Statistics show that married people have the best love lives, and no wonder when they are intimate with the one person who knows them, loves them unconditionally, and has committed to stick by them through thick and thin. Only that kind of security is worthy of that kind of intimacy – of that whole and complete self-giving of a priceless human being!
But of course, that didn’t make the practicality of living chastity any easier during our engagement, believe me. We are made of body and soul, so it made sense that with a growing love came a growing desire to be united physically; and this was a constant battle that we fought (definitely made easier by the fact that we were both fighting for the same thing). We knew that at the heart of things though, sexual relations before marriage was the same as us lying to each other – and lying to your fiancé is probably not the best way to build a solid foundation! We respected each other too much for that! The marriage act implies complete self-giving, and without the sacrament, this is both absent and unsure. In this context, it becomes so easy for sex to be about using the other person, which ends up creating distance rather than the desired unity. Living chastity is the way in which we learned to love each other better and more selflessly – to want the best for the other, even if it was the harder road. It was also great training for moments in marriage when sex won’t be an option: so that we would still know how to show love without the act itself.

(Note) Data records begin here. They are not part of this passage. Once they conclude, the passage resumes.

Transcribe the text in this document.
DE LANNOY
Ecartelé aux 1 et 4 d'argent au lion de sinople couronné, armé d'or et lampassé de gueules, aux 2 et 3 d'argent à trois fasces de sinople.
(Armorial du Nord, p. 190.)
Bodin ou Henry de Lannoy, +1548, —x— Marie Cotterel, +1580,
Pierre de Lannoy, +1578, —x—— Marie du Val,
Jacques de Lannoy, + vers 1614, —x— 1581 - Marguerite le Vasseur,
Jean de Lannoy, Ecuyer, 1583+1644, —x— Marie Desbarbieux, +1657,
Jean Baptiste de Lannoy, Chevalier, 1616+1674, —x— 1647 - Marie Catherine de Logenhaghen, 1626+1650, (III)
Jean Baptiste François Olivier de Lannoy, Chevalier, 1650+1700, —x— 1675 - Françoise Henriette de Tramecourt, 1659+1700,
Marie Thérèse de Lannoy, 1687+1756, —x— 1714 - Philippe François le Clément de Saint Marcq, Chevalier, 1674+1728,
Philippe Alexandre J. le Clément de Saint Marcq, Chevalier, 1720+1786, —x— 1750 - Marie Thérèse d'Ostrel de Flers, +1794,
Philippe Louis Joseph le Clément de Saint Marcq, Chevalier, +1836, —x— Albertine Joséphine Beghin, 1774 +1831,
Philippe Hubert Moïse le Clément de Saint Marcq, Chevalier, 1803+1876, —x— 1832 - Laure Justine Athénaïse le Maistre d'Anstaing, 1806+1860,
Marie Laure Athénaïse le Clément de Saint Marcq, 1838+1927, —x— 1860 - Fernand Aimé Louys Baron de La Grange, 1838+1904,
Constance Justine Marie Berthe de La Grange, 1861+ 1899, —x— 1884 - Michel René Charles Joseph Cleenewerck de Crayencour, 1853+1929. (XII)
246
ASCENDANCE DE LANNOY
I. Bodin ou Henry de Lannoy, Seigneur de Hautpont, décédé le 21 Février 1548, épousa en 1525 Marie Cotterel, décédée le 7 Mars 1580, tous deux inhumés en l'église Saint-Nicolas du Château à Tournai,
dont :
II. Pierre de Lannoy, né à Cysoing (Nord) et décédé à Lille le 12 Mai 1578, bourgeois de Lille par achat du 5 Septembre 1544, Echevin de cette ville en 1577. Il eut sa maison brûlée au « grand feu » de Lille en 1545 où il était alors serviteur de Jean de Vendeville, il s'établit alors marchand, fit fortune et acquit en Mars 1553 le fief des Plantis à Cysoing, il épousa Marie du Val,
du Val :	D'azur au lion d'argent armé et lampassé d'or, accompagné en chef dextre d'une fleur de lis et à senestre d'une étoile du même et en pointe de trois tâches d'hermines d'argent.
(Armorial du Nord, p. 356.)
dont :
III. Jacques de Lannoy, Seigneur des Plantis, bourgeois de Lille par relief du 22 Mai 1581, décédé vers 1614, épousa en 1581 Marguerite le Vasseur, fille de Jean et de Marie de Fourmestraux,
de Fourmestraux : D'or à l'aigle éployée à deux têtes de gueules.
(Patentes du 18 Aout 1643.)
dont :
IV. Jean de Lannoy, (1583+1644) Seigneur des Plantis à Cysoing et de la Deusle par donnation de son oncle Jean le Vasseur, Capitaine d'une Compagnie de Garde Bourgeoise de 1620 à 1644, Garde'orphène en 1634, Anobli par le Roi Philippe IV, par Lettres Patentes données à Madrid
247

When it comes down to it, engagement is only the start of the journey. It’s a raw time of ups and downs, discoveries and lessons. There’s an overwhelming joy in saying “yes” and looking forward to the future, full of the peace that comes from choosing the right spouse. It’s a time of learning to love selflessly, to put love into the details, and to put the other person first – a lesson that takes a lifetime to really get. And yes, it can be a very stressful time, but if that stress is a reminder to re-focus on the genuine meaning of the day, it becomes a time to grow both as individuals and as a team.
The period of engagement is certainly not meant to be easy, but nothing worthwhile ever is. But it’s a beautiful, beautiful time, and has the potential to be so enriching and character-building; as well as to set the foundations of a happy, fulfilled and fruitful marriage. Most importantly, if you take every step of the journey with God, all will be well in the end.